Addaction has called on the Government to challenge the stigma faced by people who struggle with drink and drugs and mental health conditions.

The charity spoke to MPs, commissioners and civil servants at an event in the House of Lords.

Les Chandler, who was a heroin addict before getting treatment, is now a volunteer with Addaction. The 61-year-old told the ministers about the stigma he has faced.

He said: “Drugs took me to prison, to psychiatric units and to three suicide attempts. The stigma and shame meant I wasted years not getting the help I needed. I was called a junkie, a thief, a waste of space – and I believed it. I wanted to die.

“Addaction gave me a purpose in life. They’ve given me confidence. I’m now training to be a counsellor.”

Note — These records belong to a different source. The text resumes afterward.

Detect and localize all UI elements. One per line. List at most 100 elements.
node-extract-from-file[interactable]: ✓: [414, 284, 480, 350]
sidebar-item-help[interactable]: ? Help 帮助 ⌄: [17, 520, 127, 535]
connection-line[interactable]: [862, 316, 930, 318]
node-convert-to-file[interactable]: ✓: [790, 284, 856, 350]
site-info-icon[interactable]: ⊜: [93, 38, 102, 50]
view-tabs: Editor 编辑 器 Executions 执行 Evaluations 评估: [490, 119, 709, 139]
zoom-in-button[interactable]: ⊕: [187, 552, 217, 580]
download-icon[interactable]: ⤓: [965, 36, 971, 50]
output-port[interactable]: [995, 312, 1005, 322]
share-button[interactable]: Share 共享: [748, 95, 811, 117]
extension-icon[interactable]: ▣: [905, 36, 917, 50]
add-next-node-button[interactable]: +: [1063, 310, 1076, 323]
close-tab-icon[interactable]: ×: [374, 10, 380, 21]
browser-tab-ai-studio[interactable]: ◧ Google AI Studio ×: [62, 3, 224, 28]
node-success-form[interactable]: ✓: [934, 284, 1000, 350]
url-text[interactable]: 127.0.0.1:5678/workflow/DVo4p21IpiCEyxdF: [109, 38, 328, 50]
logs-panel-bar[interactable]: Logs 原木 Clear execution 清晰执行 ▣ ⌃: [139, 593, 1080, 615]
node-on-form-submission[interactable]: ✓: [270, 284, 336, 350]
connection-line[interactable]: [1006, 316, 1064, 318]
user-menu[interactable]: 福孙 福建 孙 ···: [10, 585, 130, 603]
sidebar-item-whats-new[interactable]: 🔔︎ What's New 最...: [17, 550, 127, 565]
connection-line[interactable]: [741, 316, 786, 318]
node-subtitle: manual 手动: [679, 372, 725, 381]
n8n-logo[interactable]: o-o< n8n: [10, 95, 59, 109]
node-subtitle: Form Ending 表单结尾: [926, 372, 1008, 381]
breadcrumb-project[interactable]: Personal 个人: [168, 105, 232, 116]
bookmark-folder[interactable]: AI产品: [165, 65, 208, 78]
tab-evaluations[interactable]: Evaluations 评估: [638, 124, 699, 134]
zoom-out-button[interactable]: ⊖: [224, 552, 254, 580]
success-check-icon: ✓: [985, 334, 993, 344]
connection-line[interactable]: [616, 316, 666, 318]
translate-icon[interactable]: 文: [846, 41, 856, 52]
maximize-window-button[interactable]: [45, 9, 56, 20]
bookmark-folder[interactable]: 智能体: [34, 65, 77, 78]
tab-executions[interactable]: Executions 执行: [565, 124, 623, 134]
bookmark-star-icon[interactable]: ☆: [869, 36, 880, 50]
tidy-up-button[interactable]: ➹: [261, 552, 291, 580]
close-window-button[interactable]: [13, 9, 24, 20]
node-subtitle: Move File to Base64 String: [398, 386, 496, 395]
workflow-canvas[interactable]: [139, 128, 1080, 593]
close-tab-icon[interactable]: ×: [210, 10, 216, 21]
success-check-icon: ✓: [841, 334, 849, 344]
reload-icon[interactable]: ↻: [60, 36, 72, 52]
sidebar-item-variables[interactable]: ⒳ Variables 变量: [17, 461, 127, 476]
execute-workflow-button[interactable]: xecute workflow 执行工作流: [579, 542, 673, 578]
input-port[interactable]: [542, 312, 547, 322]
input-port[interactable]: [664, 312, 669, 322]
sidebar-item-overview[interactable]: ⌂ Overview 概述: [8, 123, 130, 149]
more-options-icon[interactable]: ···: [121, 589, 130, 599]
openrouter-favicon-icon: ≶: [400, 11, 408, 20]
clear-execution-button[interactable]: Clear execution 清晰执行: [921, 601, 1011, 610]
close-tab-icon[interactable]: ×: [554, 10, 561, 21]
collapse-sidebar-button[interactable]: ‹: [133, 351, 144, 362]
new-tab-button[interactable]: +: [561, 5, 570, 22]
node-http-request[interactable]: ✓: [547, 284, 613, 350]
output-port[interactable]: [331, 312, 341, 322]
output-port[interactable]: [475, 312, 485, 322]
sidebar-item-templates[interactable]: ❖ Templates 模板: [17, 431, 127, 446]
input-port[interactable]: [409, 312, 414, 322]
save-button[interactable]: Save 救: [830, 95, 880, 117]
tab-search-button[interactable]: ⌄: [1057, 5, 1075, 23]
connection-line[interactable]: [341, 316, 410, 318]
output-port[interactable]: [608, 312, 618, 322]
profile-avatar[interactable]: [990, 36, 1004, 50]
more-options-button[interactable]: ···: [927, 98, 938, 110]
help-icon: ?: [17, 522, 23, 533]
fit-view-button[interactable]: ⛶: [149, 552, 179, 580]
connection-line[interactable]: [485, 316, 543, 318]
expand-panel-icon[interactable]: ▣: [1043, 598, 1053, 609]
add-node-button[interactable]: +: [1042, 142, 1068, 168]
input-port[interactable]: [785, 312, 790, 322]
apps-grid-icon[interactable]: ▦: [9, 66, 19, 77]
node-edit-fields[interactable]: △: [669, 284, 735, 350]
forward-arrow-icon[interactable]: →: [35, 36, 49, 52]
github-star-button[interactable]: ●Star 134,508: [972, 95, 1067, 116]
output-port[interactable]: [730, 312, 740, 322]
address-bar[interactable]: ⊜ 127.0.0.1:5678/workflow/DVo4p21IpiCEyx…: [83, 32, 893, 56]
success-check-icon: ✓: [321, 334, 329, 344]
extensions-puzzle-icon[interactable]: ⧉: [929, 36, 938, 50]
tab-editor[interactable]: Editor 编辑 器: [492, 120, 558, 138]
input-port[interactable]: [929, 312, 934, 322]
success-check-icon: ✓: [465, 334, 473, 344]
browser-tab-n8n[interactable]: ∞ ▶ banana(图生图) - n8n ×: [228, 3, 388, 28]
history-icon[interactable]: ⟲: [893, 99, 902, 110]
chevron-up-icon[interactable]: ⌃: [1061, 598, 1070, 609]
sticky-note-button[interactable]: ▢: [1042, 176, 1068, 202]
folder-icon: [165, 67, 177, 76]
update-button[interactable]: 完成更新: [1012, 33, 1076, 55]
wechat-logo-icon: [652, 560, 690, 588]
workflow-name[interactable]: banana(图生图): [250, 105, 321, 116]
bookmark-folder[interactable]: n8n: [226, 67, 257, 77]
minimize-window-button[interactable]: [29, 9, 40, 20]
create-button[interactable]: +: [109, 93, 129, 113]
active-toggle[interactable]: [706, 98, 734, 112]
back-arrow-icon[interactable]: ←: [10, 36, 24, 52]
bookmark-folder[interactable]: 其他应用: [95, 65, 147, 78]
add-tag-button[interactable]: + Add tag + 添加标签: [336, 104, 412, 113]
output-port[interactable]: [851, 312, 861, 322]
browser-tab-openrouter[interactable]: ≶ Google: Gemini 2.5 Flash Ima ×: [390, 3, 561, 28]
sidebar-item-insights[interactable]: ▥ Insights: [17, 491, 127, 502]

Addaction proposed three recommendations to tackle the problem. The charity is calling for more joint commissioning and assessments between mental health and substance misuse services.

It wants employers to treat drug and alcohol misuse as a health issue rather than a disciplinary matter. The charity wants businesses to consider appropriate help for the employee and to treat absence for treatment and rehabilitation as normal sick leave.

Addaction also wants strategies which recognise people may need different support, depending on their age.

Addaction’s chief executive, Mike Dixon, said: “The stories that lead people to our door are many and varied. Those who come forward for support have had to overcome their own personal, mental and physical barriers. The added fear of being stigmatised and shamed based on previous experiences raises those barriers even higher.

“We want to confront stigma head-on and this means educating the public to increase empathy and understanding for those tackling drugs, alcohol and mental health issues.

“By challenging stigma, we believe more people will come forward for support and more people will recover and reach their potential.”